Since 2001, the Canadian has played with his band The Hidden Cameras. In the churches of Toronto he staged the most legendary nights of the city. Male gogo dancers offered a performative space for overturning normative categories, questioning religion, and celebrating sexuality. Gibb shaped Toronto’s music scene at a time when it was practically nonexistent. He was the first Canadian artist to sign with Rough Trade. In the meantime, Joel Gibb lives in Berlin and has found his place, as songwriter and as artist. On “AGE”, he is no longer concerned with who he is, but rather, with how he came to be.
“’AGE’ deconstructs my musical roots”. There are the faintest references in every piece, almost inaudibly miniature, but they are there.
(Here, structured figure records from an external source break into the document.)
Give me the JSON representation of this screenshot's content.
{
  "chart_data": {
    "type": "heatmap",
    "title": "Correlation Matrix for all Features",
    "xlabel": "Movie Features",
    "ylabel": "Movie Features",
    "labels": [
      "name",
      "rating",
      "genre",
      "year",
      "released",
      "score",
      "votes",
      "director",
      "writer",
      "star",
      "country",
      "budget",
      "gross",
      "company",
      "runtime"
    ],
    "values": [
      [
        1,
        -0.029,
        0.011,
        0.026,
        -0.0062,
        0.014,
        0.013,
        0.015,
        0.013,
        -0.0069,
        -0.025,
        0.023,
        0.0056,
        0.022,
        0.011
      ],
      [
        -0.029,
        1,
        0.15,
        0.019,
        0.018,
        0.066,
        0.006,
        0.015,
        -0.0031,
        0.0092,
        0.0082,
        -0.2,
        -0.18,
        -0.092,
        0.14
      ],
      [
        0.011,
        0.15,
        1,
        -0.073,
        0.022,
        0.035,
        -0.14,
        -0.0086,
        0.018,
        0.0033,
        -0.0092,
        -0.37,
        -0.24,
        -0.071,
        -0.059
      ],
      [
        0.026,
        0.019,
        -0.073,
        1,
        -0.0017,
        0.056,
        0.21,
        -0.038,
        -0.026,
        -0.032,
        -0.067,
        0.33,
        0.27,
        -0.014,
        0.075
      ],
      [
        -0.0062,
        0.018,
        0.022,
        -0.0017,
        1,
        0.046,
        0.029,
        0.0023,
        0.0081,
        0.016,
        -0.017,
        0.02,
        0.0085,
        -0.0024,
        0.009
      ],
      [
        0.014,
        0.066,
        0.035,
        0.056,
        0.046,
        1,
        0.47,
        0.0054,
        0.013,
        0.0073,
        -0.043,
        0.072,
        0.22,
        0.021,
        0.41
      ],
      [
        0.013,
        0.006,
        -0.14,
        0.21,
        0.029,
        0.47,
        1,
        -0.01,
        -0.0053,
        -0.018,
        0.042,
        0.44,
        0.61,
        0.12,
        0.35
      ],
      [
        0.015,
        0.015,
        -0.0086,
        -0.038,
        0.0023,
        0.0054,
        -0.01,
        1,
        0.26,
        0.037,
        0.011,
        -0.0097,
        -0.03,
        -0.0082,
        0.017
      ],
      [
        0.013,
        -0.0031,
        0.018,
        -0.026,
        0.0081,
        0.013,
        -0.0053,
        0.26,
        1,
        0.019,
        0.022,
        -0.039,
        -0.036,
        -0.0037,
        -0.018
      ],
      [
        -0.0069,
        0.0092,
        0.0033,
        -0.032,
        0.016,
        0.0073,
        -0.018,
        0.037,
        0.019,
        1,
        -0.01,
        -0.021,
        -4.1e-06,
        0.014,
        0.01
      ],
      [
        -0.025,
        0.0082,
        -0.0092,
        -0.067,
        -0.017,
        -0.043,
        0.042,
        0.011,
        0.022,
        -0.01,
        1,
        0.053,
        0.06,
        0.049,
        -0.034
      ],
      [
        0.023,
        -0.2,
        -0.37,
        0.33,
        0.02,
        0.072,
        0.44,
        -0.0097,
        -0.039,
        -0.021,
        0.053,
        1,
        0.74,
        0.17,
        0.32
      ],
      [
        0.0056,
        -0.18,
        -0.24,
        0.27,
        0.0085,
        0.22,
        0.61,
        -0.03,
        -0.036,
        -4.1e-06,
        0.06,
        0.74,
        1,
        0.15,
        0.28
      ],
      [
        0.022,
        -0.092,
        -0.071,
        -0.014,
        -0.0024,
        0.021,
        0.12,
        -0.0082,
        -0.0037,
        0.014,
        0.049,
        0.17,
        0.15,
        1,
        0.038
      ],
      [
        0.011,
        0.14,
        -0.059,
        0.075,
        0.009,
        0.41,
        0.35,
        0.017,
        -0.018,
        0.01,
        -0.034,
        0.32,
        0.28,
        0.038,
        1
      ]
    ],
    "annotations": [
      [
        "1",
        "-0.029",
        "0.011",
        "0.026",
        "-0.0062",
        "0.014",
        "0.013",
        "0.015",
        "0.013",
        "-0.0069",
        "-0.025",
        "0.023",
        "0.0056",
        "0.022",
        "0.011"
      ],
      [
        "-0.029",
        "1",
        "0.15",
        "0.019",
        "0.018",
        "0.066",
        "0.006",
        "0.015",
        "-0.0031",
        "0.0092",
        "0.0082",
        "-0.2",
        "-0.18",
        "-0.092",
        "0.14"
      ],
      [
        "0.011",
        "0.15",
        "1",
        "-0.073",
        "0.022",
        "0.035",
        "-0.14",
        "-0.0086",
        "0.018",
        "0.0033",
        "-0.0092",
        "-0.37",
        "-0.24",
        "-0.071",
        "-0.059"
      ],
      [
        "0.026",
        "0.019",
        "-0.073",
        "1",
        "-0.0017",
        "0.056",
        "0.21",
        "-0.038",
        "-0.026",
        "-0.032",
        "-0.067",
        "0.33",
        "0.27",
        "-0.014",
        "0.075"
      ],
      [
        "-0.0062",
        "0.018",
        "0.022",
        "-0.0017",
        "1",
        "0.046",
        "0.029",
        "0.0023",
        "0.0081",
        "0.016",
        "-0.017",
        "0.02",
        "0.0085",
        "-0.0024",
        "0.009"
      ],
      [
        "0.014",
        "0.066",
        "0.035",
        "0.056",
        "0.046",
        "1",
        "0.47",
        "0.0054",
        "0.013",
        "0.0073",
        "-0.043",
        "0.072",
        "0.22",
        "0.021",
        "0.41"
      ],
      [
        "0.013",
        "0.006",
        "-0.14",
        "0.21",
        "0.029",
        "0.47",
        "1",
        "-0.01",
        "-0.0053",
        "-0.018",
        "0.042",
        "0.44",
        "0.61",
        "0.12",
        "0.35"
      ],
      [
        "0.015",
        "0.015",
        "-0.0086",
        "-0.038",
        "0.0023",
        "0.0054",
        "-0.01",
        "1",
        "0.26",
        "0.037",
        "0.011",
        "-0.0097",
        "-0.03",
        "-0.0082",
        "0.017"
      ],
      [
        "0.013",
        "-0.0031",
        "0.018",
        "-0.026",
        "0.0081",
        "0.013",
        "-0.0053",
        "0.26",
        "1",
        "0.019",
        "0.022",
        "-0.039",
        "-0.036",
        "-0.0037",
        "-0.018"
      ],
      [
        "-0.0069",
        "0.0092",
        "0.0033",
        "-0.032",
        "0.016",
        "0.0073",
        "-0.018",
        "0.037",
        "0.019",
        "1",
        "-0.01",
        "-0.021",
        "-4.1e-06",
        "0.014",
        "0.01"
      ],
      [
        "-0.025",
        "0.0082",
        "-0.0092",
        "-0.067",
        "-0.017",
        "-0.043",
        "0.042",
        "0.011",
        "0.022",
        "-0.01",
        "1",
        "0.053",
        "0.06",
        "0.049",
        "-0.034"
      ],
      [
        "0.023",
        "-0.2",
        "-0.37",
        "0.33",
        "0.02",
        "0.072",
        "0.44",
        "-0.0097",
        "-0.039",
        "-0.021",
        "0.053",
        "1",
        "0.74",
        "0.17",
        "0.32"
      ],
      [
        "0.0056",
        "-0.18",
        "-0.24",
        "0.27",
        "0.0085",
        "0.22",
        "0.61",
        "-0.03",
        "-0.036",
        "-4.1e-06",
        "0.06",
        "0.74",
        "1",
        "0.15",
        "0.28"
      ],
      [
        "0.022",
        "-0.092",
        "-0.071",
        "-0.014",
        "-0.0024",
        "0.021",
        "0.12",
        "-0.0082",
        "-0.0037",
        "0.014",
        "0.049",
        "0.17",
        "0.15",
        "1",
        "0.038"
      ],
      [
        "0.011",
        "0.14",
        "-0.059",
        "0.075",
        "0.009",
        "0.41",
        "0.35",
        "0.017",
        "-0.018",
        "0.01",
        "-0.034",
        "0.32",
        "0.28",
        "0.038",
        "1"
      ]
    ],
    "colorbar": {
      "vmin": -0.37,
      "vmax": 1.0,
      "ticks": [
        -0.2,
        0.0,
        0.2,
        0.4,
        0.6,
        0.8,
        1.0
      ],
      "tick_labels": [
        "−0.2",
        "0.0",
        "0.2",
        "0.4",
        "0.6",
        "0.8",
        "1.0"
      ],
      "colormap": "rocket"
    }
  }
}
Actually, to understand “AGE”, you have to place your ear to the ground and try to will yourself to hear the growth of the roots beneath its surface while closing your eyes and sifting out all other sounds, including your own heartbeat.
With “Year of the Spawn”, there are trumpets, trombones, a French horn, and behind this thicket, between the ghostly overtones, the ice-cold drum beat of Bauhaus’ “Bela Lugosi’s Dead” flickers throughout the second verse. Chilly Gonzales is on the piano. Joel Gibb works like a graphic artist. He engineers meticulous sound-sculptures and collages whose exactitude stays concealed at first behind an aesthetic of extremely harmonious, yet also dreary, pop music.
“Gay Goth Scene”, for example, was originally intended as a joke, as an ironic finger exercise. Now, it sounds sacred like a requiem for forbidden love. The song is already more than ten years old. Gibb wrote it while still living at his mother’s. In Toronto, he even organized Gay Goth Scene shows with friends. Once again, beneath layers of violins and Gibb’s dark baritone, one finds a meta-level that hints toward his childhood. Mary Margaret O’Hara’s voice is also to be heard on the track. The same Mary Margaret O’Hara who can be heard in Morrissey’s “November Spawned a Monster”.
“AGE” is, to a certain extent, Joel Gibb’s coming-of-age album. He retrospectively explores the most diverse shades of age. Age should not only be comprehended in terms of years; its meanings are too multi-layered. Age can mean anything, but above all, age means to assume moral responsibility. It is no coincidence that Bradley Manning’s profile graces the album’s inside cover. We already live in the Bradley Manning age. For Gibb, Manning is one rare man with decency who has acted honorably with regard to his human responsibilities. Gibb presents Manning as an icon, as a queer freedom-fighter.
For Gibb, being a songwriter means writing about what you know and to take on responsibility. Honesty is his supreme maxim. “If I can’t be honest with oneself, what kind of a bad artist will I be?” Age is a manifesto of truth written primarily in F-minor. And F-minor, we all know, is the key of lament and dejection, yet also of longing and a dark, helpless melancholy. Like with Wilde and Baudelaire, it can also be seen with Gibb that behind every flowery aesthetic is a skeptic looking out the window.